How "The Elephant Man" was exploited - updated


Not by the sideshow, but by the medical establishment:
There is another story that casts a different light on what happened. The memoirs of Tom Norman, Merrick’s London manager, are surely as biased as Treves’. But as one of the most respected showmen of his day, Norman’s account challenges head on Treves’ claim that Merrick was ultimately better off in the hospital than at the freakshow...
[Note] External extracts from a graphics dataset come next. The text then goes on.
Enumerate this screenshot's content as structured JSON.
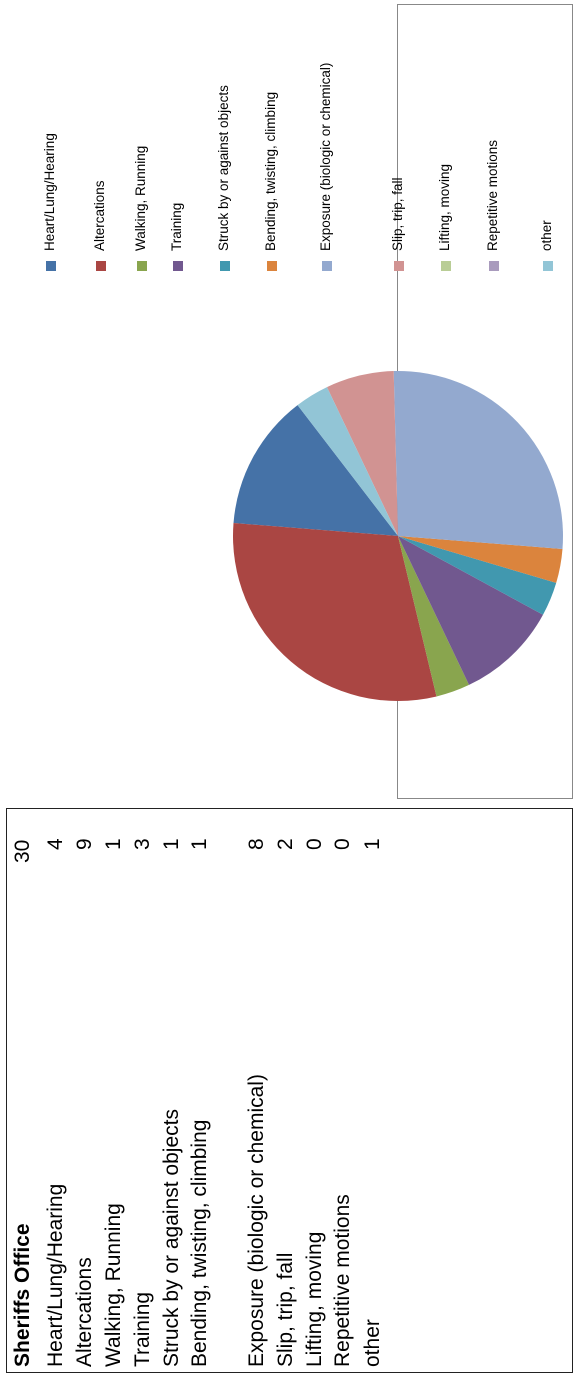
{
  "table": {
    "title": "Sheriffs Office",
    "total": "30",
    "rows": [
      {
        "label": "Heart/Lung/Hearing",
        "value": "4"
      },
      {
        "label": "Altercations",
        "value": "9"
      },
      {
        "label": "Walking, Running",
        "value": "1"
      },
      {
        "label": "Training",
        "value": "3"
      },
      {
        "label": "Struck by or against objects",
        "value": "1"
      },
      {
        "label": "Bending, twisting, climbing",
        "value": "1"
      },
      {
        "label": "Exposure (biologic or chemical)",
        "value": "8"
      },
      {
        "label": "Slip, trip, fall",
        "value": "2"
      },
      {
        "label": "Lifting, moving",
        "value": "0"
      },
      {
        "label": "Repetitive motions",
        "value": "0"
      },
      {
        "label": "other",
        "value": "1"
      }
    ]
  },
  "chart_data": {
    "type": "pie",
    "title": "",
    "legend_position": "right",
    "categories": [
      "Heart/Lung/Hearing",
      "Altercations",
      "Walking, Running",
      "Training",
      "Struck by or against objects",
      "Bending, twisting, climbing",
      "Exposure (biologic or chemical)",
      "Slip, trip, fall",
      "Lifting, moving",
      "Repetitive motions",
      "other"
    ],
    "values": [
      4,
      9,
      1,
      3,
      1,
      1,
      8,
      2,
      0,
      0,
      1
    ],
    "colors": [
      "#4572A7",
      "#AA4643",
      "#89A54E",
      "#71588F",
      "#4198AF",
      "#DB843D",
      "#93A9CF",
      "#D19392",
      "#B9CD96",
      "#A99BBD",
      "#92C5D6"
    ]
  }
}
Most Victorian freaks, however, actually earned a comfortable living. Many were free agents who negotiated the terms of their exhibition and could ask for a salary or a share of the profits. They sold souvenirs to the crowds to make extra money. The freakshow was thus an important economic resource for working people whose deformities prevented them undertaking other forms of labour. Indeed, freak performers did not consider their exhibitions to be obscene or degrading. Rather, they saw themselves as little different from other entertainers...

During the two years he was on display in Europe, he was able to save more than £50 – a sizeable sum for a working-class man. In fact, Merrick earned more from his exhibition than his manager. They shared the take evenly, but Norman paid for the rent of the venue, food and lodging...

In the hospital, Merrick was kept largely confined to his rooms. When he ventured too far outside them, he was quickly shepherded back, lest he frighten other patients. Treves said his intention in providing for Merrick was to save him from the humiliation of public exhibition. However, his charge was constantly visited by curious members of high society. Like the masses who attended freakshows, they came out of a prurient fascination with Merrick’s grotesque body rather than merely to “cheer his confined existence”...

The Elephant Man’s hospitalisation sprang from a benevolent desire to help this “poor fellow”. But, for Merrick, it may have been little different from entering the workhouse. As a permanent resident, supported entirely by charitable donations, he was rendered a dependent member of “the deserving poor”. Norman argued that Merrick’s “only wish was to be free and independent”. This could not happen while he remained an inmate of the hospital where, his former manager argued, he must have felt as if “he were a prisoner and living on charity”. Treves maintained that Merrick was “happy every hour of the day”. But Norman’s son unearthed the testimony of a hospital porter who claimed that Merrick asked more than once: “Why can’t I go back to Mr Norman?” 
More information and illustrations at The Public Domain Review.

Reposted from 2013 to add this photo of the skull of Joseph Merrick:

1 comment:

  1. "In fact, Merrick earned more from his exhibition than his manager"

    Shouldn't that always be the case?